The following safety mechanisms were implemented at Bridge Day:
- Spectator hard fencing was be placed around the catapult
- Only trained staff members were be permitted around the catapult during launches
- Only the most highly experienced BASE jumpers (prefer 50+ BASE jumps) were be permitted to be launched from the catapult
- All BASE jumpers using the catapult were required to attend a briefing to become familiar with the equipment and the dynamics of the launch
- Additional test launches over dry land and water were performed throughout the summer of 2012 and 2013 using up to 250 lbs at maximum air tank pressures in order to triple-check the system
- Components requiring manual intervention (ball valves) in order to operate the catapult will be shielded from spectators.
- The compressed air tank was designed and constructed in accordance with ASME Section VIII Div-I Code for compressed air storage use. It's also "U" stamped and registered with the National Board of Pressure Vessel Inspectors.
- Grade 8 fasteners were used in all high stress areas (bearings, pneumatic cylinder pivot, etc.)
- The motor/compressor pulleys and belt are fully enclosed
- Any and all equipment failures, damage, cracks, unsatisfactory results, or performance issues of the catapult prior to or during an event will result in immediate cessation of usage
The First Person Launched
Joe Caulfield was the first person launched from this catapult.
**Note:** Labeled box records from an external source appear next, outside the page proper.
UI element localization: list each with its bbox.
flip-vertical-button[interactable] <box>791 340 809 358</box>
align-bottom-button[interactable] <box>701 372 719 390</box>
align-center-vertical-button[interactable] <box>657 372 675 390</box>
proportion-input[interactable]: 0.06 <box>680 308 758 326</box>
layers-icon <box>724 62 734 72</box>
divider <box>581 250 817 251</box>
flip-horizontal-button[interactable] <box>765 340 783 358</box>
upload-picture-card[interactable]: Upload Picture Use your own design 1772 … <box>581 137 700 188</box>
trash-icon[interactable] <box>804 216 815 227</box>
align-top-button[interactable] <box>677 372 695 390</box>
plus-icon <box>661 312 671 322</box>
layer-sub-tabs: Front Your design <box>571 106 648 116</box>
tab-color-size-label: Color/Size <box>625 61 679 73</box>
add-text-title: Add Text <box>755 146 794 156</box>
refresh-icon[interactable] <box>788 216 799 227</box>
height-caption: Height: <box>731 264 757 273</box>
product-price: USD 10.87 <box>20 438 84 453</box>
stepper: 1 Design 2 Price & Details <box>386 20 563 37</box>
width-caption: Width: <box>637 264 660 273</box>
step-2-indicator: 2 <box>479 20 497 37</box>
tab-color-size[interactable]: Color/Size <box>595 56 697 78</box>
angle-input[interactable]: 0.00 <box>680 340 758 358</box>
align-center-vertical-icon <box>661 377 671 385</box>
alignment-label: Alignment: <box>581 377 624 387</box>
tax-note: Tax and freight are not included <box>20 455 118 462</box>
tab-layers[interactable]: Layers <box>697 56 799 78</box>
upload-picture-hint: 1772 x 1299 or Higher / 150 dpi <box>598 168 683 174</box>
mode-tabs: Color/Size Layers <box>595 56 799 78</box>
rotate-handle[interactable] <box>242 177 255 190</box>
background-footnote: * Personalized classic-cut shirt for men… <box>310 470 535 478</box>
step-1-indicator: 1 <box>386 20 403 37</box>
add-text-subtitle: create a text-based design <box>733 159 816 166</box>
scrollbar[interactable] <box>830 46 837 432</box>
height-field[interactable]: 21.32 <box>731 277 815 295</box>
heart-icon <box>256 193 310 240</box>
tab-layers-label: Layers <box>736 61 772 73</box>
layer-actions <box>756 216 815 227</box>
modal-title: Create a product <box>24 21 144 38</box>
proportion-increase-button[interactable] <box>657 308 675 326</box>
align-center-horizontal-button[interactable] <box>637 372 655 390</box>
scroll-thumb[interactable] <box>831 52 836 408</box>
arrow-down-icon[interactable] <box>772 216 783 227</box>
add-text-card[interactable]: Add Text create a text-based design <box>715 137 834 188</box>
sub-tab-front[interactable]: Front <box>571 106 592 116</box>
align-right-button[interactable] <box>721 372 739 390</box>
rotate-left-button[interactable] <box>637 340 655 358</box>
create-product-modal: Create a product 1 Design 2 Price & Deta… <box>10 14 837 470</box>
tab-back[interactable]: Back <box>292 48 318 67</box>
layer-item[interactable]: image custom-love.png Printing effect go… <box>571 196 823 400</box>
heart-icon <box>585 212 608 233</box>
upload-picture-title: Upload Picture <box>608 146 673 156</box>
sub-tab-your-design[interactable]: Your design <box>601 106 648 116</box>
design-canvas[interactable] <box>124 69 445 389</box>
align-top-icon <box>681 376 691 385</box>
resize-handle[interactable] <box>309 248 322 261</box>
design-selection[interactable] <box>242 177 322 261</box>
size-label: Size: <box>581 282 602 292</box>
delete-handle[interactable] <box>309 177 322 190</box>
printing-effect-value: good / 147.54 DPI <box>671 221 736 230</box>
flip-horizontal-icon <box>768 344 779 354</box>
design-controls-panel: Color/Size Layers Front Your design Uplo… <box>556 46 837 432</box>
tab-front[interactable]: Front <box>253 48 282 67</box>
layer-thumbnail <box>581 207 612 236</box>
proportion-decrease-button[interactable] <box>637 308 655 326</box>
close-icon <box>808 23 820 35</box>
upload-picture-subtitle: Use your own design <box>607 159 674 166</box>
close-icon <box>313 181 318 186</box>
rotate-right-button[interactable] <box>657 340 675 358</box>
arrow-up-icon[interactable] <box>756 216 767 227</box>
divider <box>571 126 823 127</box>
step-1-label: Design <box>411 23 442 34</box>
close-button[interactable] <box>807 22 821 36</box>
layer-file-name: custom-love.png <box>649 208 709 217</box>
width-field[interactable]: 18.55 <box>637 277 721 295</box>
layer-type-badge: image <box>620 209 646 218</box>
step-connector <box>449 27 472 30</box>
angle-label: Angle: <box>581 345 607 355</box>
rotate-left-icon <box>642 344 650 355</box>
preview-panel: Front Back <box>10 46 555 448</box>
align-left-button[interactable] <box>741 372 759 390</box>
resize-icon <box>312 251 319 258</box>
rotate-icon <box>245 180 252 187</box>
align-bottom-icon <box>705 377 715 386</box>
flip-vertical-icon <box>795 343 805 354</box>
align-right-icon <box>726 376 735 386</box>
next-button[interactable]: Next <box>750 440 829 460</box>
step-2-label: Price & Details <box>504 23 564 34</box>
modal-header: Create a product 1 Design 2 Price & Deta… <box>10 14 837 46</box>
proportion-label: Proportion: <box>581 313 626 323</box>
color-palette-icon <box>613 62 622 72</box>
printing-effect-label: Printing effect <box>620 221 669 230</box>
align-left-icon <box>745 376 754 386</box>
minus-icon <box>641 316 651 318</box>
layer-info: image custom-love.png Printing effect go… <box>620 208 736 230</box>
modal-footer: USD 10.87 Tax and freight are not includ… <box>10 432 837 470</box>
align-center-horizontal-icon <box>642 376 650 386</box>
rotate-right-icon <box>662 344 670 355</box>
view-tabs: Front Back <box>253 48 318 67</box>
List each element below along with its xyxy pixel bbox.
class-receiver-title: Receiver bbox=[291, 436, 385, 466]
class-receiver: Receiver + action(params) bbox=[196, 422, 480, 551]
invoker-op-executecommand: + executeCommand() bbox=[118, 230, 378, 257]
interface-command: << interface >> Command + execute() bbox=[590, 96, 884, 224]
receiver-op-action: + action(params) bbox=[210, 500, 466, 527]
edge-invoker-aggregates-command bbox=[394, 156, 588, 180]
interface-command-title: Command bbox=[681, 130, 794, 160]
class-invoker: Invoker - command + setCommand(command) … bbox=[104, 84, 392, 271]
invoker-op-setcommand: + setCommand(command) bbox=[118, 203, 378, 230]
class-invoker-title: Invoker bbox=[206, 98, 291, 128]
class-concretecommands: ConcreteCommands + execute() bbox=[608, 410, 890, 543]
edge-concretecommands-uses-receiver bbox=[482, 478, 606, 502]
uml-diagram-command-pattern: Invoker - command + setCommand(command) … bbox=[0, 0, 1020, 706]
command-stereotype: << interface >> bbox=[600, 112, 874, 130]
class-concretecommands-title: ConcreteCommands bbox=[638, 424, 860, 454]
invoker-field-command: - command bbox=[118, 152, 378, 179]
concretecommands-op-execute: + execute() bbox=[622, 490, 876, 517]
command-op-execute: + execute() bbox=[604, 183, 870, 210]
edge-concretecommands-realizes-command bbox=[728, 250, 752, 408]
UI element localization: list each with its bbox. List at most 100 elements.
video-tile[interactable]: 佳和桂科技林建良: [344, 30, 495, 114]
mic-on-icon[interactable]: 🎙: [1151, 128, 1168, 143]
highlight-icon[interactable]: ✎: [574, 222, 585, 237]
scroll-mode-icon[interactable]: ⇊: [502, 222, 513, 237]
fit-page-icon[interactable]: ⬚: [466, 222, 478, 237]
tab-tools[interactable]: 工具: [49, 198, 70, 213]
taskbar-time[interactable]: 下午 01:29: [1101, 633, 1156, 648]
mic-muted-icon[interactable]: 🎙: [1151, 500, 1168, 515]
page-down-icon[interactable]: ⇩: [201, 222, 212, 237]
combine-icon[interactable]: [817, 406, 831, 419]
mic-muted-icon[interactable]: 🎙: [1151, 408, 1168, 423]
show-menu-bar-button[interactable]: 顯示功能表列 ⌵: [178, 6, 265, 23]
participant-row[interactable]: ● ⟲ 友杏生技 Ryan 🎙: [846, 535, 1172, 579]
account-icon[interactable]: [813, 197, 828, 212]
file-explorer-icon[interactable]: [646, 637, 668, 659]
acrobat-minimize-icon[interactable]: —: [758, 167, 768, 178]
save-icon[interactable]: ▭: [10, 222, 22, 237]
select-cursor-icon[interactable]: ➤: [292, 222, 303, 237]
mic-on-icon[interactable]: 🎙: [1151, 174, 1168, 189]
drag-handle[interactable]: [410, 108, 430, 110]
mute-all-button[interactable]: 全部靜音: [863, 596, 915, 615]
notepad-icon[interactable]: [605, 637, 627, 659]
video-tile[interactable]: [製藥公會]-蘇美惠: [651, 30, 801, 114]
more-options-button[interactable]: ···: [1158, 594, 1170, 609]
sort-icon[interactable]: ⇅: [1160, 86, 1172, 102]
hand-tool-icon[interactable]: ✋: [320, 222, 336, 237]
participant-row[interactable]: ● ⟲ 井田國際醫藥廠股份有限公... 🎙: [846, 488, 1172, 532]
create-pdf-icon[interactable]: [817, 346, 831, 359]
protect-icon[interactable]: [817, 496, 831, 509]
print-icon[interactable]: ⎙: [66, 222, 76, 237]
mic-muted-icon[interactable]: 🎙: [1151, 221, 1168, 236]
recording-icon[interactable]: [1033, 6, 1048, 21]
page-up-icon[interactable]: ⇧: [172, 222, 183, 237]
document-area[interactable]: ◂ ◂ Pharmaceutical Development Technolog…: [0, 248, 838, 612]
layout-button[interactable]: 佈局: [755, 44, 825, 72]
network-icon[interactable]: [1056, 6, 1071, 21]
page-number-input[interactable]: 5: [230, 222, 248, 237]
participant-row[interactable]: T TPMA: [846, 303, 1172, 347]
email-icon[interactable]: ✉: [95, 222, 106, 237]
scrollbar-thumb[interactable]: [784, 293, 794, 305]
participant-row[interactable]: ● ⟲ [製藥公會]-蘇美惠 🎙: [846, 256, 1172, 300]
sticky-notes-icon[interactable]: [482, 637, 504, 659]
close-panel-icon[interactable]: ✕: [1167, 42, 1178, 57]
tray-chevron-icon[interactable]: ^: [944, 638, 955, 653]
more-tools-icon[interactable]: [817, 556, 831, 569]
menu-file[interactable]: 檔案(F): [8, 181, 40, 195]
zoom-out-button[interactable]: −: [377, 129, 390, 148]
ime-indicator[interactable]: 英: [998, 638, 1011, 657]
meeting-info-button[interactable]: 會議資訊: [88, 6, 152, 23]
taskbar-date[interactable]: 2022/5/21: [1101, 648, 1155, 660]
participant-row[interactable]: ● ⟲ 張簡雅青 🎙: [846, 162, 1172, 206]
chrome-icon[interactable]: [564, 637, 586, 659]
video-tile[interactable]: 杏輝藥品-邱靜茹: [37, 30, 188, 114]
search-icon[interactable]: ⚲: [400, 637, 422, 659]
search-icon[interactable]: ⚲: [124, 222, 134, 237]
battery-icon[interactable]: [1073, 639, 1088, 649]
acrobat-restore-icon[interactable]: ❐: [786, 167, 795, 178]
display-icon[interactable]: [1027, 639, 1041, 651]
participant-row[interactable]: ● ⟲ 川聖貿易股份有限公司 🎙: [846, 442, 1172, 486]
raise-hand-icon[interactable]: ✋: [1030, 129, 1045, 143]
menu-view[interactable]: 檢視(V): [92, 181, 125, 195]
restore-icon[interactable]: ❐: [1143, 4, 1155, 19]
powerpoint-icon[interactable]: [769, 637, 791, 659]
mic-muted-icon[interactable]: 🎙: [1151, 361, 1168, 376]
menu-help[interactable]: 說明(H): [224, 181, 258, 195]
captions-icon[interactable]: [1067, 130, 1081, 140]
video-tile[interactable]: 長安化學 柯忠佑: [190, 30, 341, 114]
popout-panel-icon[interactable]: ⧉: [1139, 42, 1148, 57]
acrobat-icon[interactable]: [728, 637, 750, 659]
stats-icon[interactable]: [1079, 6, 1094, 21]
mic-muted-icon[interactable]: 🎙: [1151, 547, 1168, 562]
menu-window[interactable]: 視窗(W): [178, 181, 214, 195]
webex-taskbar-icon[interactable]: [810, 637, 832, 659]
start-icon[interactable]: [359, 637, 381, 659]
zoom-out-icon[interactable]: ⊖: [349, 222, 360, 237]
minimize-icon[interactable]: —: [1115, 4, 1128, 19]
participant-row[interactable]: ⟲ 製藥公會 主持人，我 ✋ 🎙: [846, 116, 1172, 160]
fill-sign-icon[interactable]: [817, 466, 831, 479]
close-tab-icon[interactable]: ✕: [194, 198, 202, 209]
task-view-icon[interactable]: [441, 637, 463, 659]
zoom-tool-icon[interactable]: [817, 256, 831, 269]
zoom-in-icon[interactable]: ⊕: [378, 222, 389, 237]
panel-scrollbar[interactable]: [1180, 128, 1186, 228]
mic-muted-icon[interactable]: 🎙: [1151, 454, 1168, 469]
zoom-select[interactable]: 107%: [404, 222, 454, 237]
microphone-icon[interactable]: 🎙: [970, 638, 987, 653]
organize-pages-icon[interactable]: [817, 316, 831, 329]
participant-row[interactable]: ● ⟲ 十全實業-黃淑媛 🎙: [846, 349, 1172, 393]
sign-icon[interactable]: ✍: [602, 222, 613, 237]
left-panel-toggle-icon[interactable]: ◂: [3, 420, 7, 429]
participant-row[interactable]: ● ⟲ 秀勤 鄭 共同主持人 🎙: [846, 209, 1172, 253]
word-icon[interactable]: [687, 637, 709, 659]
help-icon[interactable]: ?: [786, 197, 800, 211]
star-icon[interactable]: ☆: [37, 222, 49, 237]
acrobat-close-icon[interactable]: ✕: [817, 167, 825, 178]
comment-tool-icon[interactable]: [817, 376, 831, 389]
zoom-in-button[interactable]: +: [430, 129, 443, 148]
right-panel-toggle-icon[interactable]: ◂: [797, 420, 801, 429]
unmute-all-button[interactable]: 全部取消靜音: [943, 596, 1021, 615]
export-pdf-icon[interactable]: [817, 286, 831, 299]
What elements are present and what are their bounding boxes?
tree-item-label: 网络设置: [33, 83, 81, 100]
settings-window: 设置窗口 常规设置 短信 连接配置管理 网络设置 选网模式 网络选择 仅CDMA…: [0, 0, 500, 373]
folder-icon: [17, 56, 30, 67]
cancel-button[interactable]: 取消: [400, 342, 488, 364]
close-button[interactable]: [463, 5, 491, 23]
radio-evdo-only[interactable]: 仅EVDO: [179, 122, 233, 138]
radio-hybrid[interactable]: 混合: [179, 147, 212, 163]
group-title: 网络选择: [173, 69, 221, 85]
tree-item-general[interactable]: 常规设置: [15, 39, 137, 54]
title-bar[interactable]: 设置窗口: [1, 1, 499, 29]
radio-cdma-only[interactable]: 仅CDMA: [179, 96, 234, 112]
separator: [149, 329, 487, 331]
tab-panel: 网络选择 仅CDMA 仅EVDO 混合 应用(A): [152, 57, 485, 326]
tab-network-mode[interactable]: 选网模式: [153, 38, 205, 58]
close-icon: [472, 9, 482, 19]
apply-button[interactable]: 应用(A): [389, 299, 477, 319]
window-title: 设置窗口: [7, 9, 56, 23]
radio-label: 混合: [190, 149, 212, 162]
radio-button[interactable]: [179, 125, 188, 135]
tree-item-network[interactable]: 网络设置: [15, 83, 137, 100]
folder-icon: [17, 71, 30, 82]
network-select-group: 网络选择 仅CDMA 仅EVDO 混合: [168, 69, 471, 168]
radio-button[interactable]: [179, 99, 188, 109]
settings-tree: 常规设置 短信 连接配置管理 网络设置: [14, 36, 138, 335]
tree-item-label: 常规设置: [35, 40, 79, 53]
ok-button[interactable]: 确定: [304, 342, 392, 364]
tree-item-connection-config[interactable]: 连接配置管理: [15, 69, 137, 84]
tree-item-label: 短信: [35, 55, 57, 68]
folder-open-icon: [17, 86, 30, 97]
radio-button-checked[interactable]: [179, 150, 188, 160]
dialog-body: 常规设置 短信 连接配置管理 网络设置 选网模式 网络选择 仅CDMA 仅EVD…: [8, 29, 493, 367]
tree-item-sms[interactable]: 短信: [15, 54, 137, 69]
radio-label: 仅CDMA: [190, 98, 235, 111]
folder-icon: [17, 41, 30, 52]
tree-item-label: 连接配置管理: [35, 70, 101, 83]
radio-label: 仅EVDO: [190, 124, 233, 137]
He volunteered to be launched into a lake in August 2012 and was the first BASE jumper launched over the New River Gorge Bridge at Bridge Day 2012. He also helped with the initial catapult design and testing. My hat goes off to him for his courage and trust in my design.
Images captured during water testing at Maple Lake in Bridgeport, WV on August 4 and September 3, 2012, as well as Bridge Day 2012. Photos by Sandy Weltman, Jason Bell, and the Vertical Visions photo crew.